Naja ne Grundsätzliche Struktur um z.B.: Daten zu sichten ist in 3 Tagen möglich.... 

Was die Prozessoren angeht die den Bytecode verarbeiten können da sieht das so aus das er die garantiert nicht hat!

Achja und er muss ja nichts in Hardware umsetzen er würde nur gerne mit Java arbeiten und halt nicht mt C++ wie die Studies nunmal sind!


----------



## zipwoo (5. Okt 2005)

Mir wär auch lieber das wäre ein Witz. Ist es aber nicht. 
Ihr könnt euch ja gerne die Problemstellung ansehen: http://www.cs.uni-salzburg.at/~ck/teaching/OS-Winter-2005/
Leider könnt ihr mir anscheinend auch nicht weiterhelfen, trotzdem danke.

mfg


----------



## AlArenal (5. Okt 2005)

Das Ganze ist auch in Java lösbar. Es geht darum die Grundlagen von Betriebssystemen wie von Tanenbaum beschrieben zu implementieren.
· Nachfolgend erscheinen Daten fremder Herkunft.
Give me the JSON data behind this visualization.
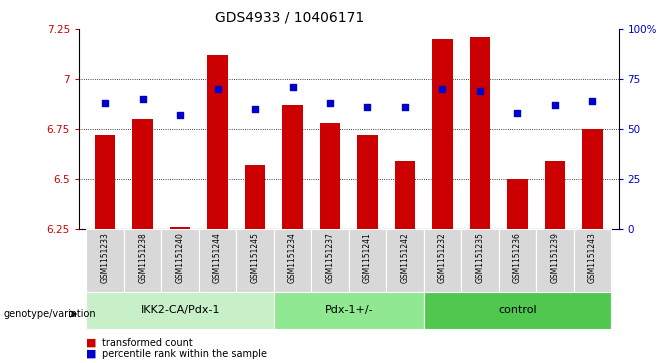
{
  "title": "GDS4933 / 10406171",
  "samples": [
    "GSM1151233",
    "GSM1151238",
    "GSM1151240",
    "GSM1151244",
    "GSM1151245",
    "GSM1151234",
    "GSM1151237",
    "GSM1151241",
    "GSM1151242",
    "GSM1151232",
    "GSM1151235",
    "GSM1151236",
    "GSM1151239",
    "GSM1151243"
  ],
  "groups": [
    {
      "label": "IKK2-CA/Pdx-1",
      "indices": [
        0,
        1,
        2,
        3,
        4
      ],
      "color": "#c8f0c8"
    },
    {
      "label": "Pdx-1+/-",
      "indices": [
        5,
        6,
        7,
        8
      ],
      "color": "#90e890"
    },
    {
      "label": "control",
      "indices": [
        9,
        10,
        11,
        12,
        13
      ],
      "color": "#50c850"
    }
  ],
  "bar_values": [
    6.72,
    6.8,
    6.26,
    7.12,
    6.57,
    6.87,
    6.78,
    6.72,
    6.59,
    7.2,
    7.21,
    6.5,
    6.59,
    6.75
  ],
  "dot_values": [
    63,
    65,
    57,
    70,
    60,
    71,
    63,
    61,
    61,
    70,
    69,
    58,
    62,
    64
  ],
  "ylim_left": [
    6.25,
    7.25
  ],
  "ylim_right": [
    0,
    100
  ],
  "yticks_left": [
    6.25,
    6.5,
    6.75,
    7.0,
    7.25
  ],
  "yticks_right": [
    0,
    25,
    50,
    75,
    100
  ],
  "ytick_labels_left": [
    "6.25",
    "6.5",
    "6.75",
    "7",
    "7.25"
  ],
  "ytick_labels_right": [
    "0",
    "25",
    "50",
    "75",
    "100%"
  ],
  "bar_color": "#cc0000",
  "dot_color": "#0000cc",
  "bar_width": 0.55,
  "bg_xticklabel": "#d8d8d8",
  "legend_bar_label": "transformed count",
  "legend_dot_label": "percentile rank within the sample",
  "xlabel_group": "genotype/variation"
}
Das bedeutet ja nicht, dass man es booten können muss, d.h. es kann auch on-top auf einem vorhandenen System laufen. Wie eine VM auch, würde es die Grundlagen implementieren, indem es Abstraktionen dessen schafft, was die jeweilige Programmiersprache und das darunterliegende System an Möglichkeiten mitbringen.

Da ich zu meiner Schande gestehen muss keinen Tanenbaum im Regal stehen zu haben, da ich kein Systeminformatiker bin, kann ich da gerade nicht mit Beispielen dienen. Da es in Java keine Möglichkeit gibt eine spzifische Menge physischen Speichers dynamisch zu belegen, ist beim Speichermanagement etwas mehr Abstraktion notwendig. 
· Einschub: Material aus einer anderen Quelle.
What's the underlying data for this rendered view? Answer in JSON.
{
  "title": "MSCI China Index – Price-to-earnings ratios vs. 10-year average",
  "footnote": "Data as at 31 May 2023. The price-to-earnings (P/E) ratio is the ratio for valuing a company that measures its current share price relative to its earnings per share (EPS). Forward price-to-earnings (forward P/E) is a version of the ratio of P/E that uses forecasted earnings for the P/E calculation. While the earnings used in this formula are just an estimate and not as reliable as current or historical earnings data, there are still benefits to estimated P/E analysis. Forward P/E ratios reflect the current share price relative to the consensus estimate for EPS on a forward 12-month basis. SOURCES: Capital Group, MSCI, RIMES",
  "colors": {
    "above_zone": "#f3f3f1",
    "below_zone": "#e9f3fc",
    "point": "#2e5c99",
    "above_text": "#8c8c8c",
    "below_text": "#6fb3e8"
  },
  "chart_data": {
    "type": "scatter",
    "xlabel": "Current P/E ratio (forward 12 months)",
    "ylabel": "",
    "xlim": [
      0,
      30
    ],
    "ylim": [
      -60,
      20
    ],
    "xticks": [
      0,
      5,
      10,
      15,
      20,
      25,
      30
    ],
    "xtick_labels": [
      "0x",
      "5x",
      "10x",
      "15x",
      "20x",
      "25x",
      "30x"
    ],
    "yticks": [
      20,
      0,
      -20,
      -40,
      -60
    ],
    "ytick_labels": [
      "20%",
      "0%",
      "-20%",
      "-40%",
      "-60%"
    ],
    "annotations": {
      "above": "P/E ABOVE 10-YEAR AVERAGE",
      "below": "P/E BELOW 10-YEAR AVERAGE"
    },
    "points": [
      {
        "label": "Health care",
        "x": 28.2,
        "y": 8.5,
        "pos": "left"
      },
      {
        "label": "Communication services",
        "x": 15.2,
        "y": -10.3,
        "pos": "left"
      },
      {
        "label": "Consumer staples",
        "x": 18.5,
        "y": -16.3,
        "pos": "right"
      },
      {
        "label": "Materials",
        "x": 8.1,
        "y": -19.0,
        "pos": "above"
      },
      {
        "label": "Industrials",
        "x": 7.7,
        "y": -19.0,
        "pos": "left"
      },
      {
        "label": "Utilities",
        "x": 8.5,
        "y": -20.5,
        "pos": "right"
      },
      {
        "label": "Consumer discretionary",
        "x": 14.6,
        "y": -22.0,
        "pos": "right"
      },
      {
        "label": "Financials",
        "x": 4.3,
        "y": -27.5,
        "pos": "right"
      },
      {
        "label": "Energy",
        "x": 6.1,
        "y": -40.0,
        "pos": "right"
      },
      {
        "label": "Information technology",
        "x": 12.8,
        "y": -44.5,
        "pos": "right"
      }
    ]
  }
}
Die Aufgabe als solches ist aber lösbar, egal ob in C, C++, Java oder Forth


----------



## AlArenal (5. Okt 2005)

Darum ja auch 





> Teams of 2-3 students will design and implement *(in user space)* their own operating system in a programming language of their choice.
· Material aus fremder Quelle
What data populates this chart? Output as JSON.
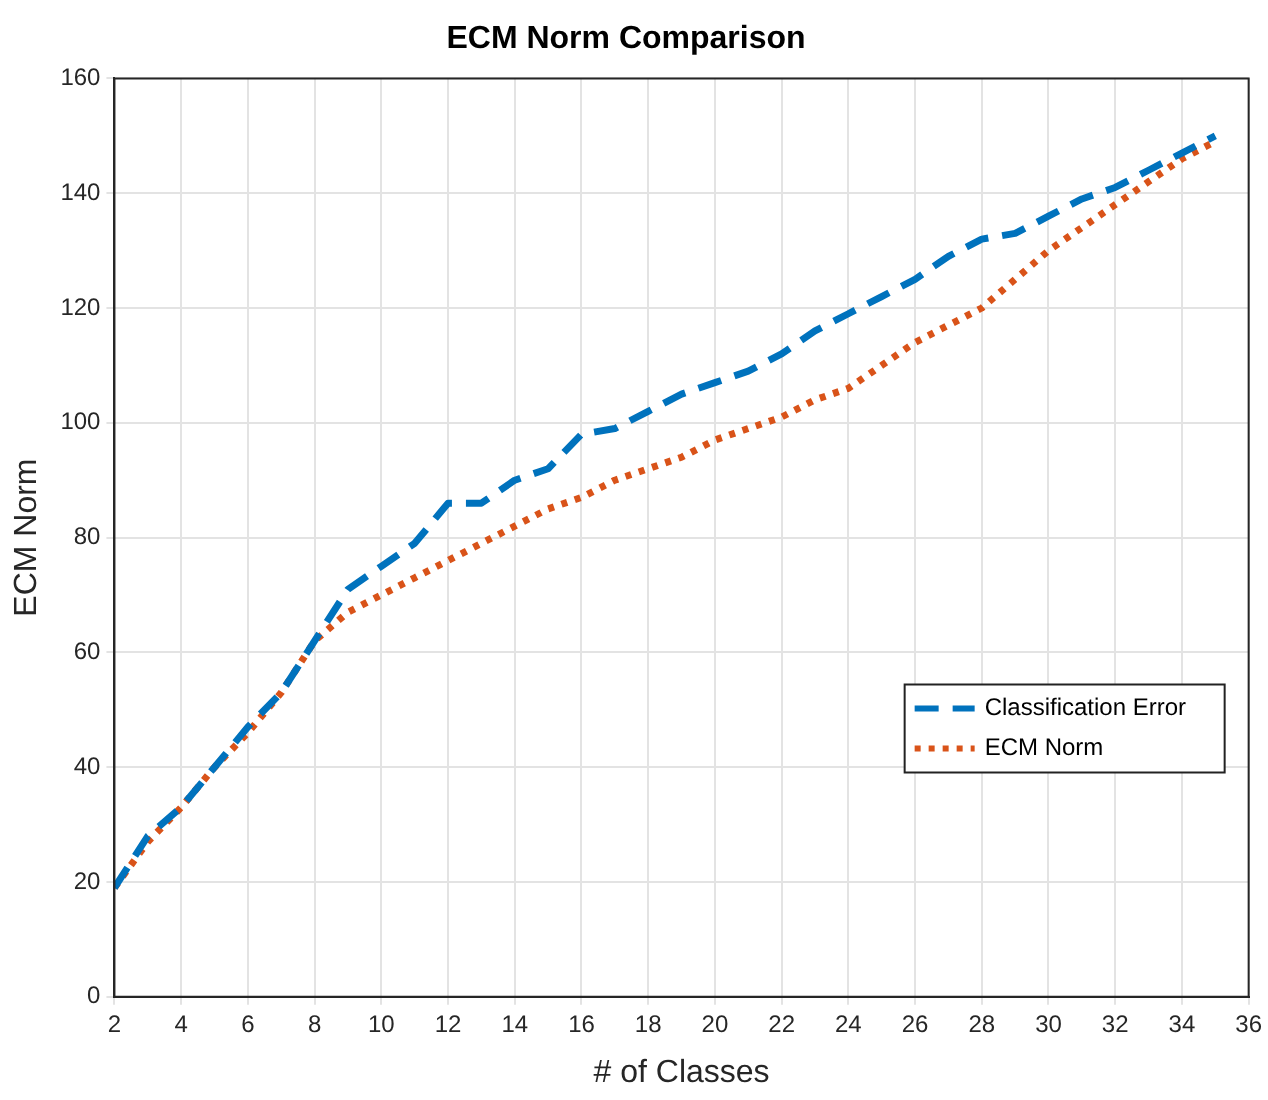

Weitere Sachen, die man sich ansehen sollte:

http://www.gustavus.edu/+max/java-os-courses.html
http://sourceforge.net/projects/jos/ (s.o.)
http://he-cda.wiley.com/WileyCDA/HigherEdTitle/productCd-0471489050,courseCd-CX9000.html
http://www.ontko.com/moss/


----------



## Mag1c (5. Okt 2005)

Ja, denke auch, daß die Aufgabe auch in Java lösbar ist. Man darf nur etliche Features von Java (z.B. Threads) nicht nutzen, da das an der Aufgabe vorbei ginge (soll man ja selber realisieren, so mit eigenem Scheduler und so). Ferner müsste mal genauer definiert werden, was mit *"... each operating system will be demonstrated to execute a non-trivial concurrent application."* genau gemeint ist. Nicht daß hier schon das KO-Kriterium für Java daherkommt.

Gruß
Mag1c


----------



## AlArenal (5. Okt 2005)

Nun, das wäre dann ebenso eine Anwendung, die einzig das nutzt, was das "Betriebssystem" (also die eigenen Klassen und deren Instanzen) zur Verfügung stellt und das sollte ja laut Aufgabenstellung reichen, um ne einfache Anwendung zu entwickeln (und diese zu starten  ) die über die eigenen OS-Klamotten Daten von der Tastatur entgegennnimmt und in einer Datei speichert, bzw. aus ihr ausliest und anzeigt.


----------